SALAD NICOISE 
8 new potatoes, about 1 lb., well scrubbed
2 lbs. green beans, cooked crisp
10 very ripe Italian plum tomatoes, washed and quartered
1 sm. purple onion, peeled and thinly sliced
1/2 c. black olives
1/4 c. chopped Italian parsley
Pinch of salt
1 tsp. freshly ground black pepper
3/4 c. vinaigrette (see tomato-avocado salad or use your own)
6 hard-cooked eggs, shelled and quartered
12 oz. can white tuna, well drained
2 oz. anchovy fillets (optional)

Cook potatoes in boiling salted water until tender but not mushy, about 10 minutes. When cool enough to handle, quarter the potatoes and transfer them to a large bowl. Add the green beans, tomatoes, onion, olives, parsley, a pinch of salt and the pepper.

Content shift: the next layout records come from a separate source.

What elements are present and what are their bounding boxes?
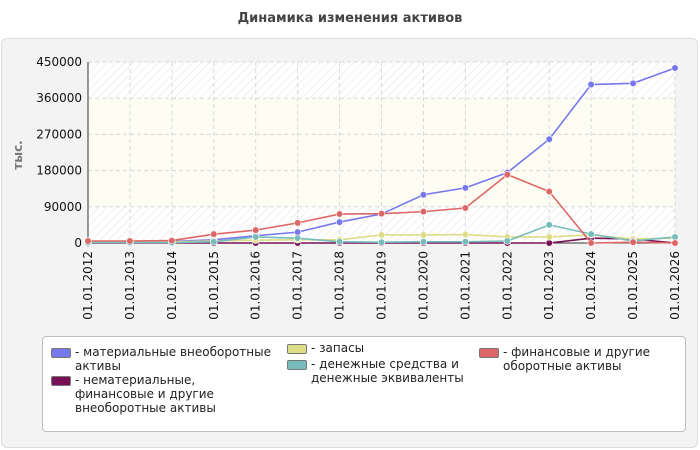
data-point [503, 237, 511, 245]
x-tick-label: 01.01.2024 [584, 251, 598, 320]
data-point [168, 236, 176, 245]
data-point [671, 239, 679, 247]
legend-swatch [287, 344, 307, 354]
legend-item-material-noncurrent: - материальные внеоборотные активы [51, 345, 271, 373]
y-tick-label: 0 [74, 236, 82, 250]
legend-swatch [51, 376, 71, 386]
legend-label: - нематериальные, финансовые и другие вн… [75, 373, 216, 415]
data-point [461, 204, 469, 212]
data-point [629, 238, 637, 246]
legend-swatch [287, 360, 307, 370]
data-point [294, 228, 302, 236]
data-point [377, 238, 386, 246]
legend-swatch [51, 348, 71, 358]
data-point [419, 191, 428, 199]
data-point [294, 234, 302, 242]
data-point [545, 221, 553, 229]
data-point [629, 79, 637, 87]
data-point [461, 230, 469, 239]
x-tick-label: 01.01.2018 [333, 251, 347, 320]
data-point [335, 218, 344, 226]
legend-item-financial-current: - финансовые и другие оборотные активы [479, 345, 679, 373]
x-tick-label: 01.01.2021 [458, 251, 472, 320]
data-point [126, 237, 134, 245]
x-tick-label: 01.01.2014 [165, 251, 179, 320]
x-tick-label: 01.01.2017 [291, 251, 305, 320]
legend-swatch [479, 348, 499, 358]
data-point [419, 231, 428, 239]
x-tick-label: 01.01.2016 [249, 251, 263, 320]
data-point [419, 208, 428, 216]
data-point [587, 230, 595, 238]
y-tick-label: 180000 [36, 164, 82, 178]
x-tick-label: 01.01.2019 [375, 251, 389, 320]
y-tick-label: 270000 [36, 127, 82, 141]
x-tick-label: 01.01.2013 [123, 251, 137, 320]
data-point [545, 233, 553, 241]
y-tick-label: 450000 [36, 55, 82, 69]
data-point [587, 239, 595, 247]
data-point [252, 226, 260, 234]
data-point [84, 237, 92, 245]
legend-label: - материальные внеоборотные активы [75, 345, 271, 373]
tick-labels: 0 90000 180000 270000 360000 450000 01.01.2012… [36, 55, 682, 320]
series-lines [84, 64, 679, 247]
data-point [545, 187, 553, 196]
x-tick-label: 01.01.2020 [416, 251, 430, 320]
data-point [252, 233, 260, 241]
data-point [671, 64, 679, 72]
data-point [419, 238, 428, 246]
data-point [210, 238, 218, 246]
data-point [461, 238, 469, 246]
data-point [294, 219, 302, 227]
data-point [377, 231, 386, 239]
data-point [377, 210, 386, 218]
data-point [545, 239, 553, 247]
x-tick-label: 01.01.2025 [626, 251, 640, 320]
x-tick-label: 01.01.2022 [500, 251, 514, 320]
y-axis-label: тыс. [11, 140, 25, 169]
x-tick-label: 01.01.2023 [542, 251, 556, 320]
data-point [503, 171, 511, 179]
chart-title: Динамика изменения активов [237, 11, 463, 26]
x-tick-label: 01.01.2012 [81, 251, 95, 320]
legend-label: - запасы [311, 341, 365, 355]
legend-item-cash: - денежные средства и денежные эквивален… [287, 357, 467, 385]
data-point [335, 238, 344, 246]
data-point [461, 184, 469, 192]
data-point [210, 230, 218, 238]
y-tick-label: 360000 [36, 91, 82, 105]
legend-label: - финансовые и другие оборотные активы [503, 345, 651, 373]
legend-label: - денежные средства и денежные эквивален… [311, 357, 464, 385]
data-point [587, 80, 595, 89]
data-point [545, 135, 553, 143]
legend-item-inventory: - запасы [287, 341, 467, 355]
data-point [335, 210, 344, 218]
y-tick-label: 90000 [44, 200, 82, 214]
data-point [671, 233, 679, 241]
legend: - материальные внеоборотные активы - нем… [42, 336, 686, 432]
legend-item-intangible-financial-noncurrent: - нематериальные, финансовые и другие вн… [51, 373, 236, 415]
x-tick-label: 01.01.2015 [207, 251, 221, 320]
x-tick-label: 01.01.2026 [668, 251, 682, 320]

Pour 1/2 cup of the vinaigrette over the vegetables and toss gently but well. Transfer the mixture to a large serving platter. Arrange the hard-cooked egg quarters around the edge of the platter. Flake the tuna over the salad and arrange the anchovy fillets, if you use them, in a lattice pattern over the tuna. Drizzle with additional vinaigrette and serve at room temperature. Serves 6-8.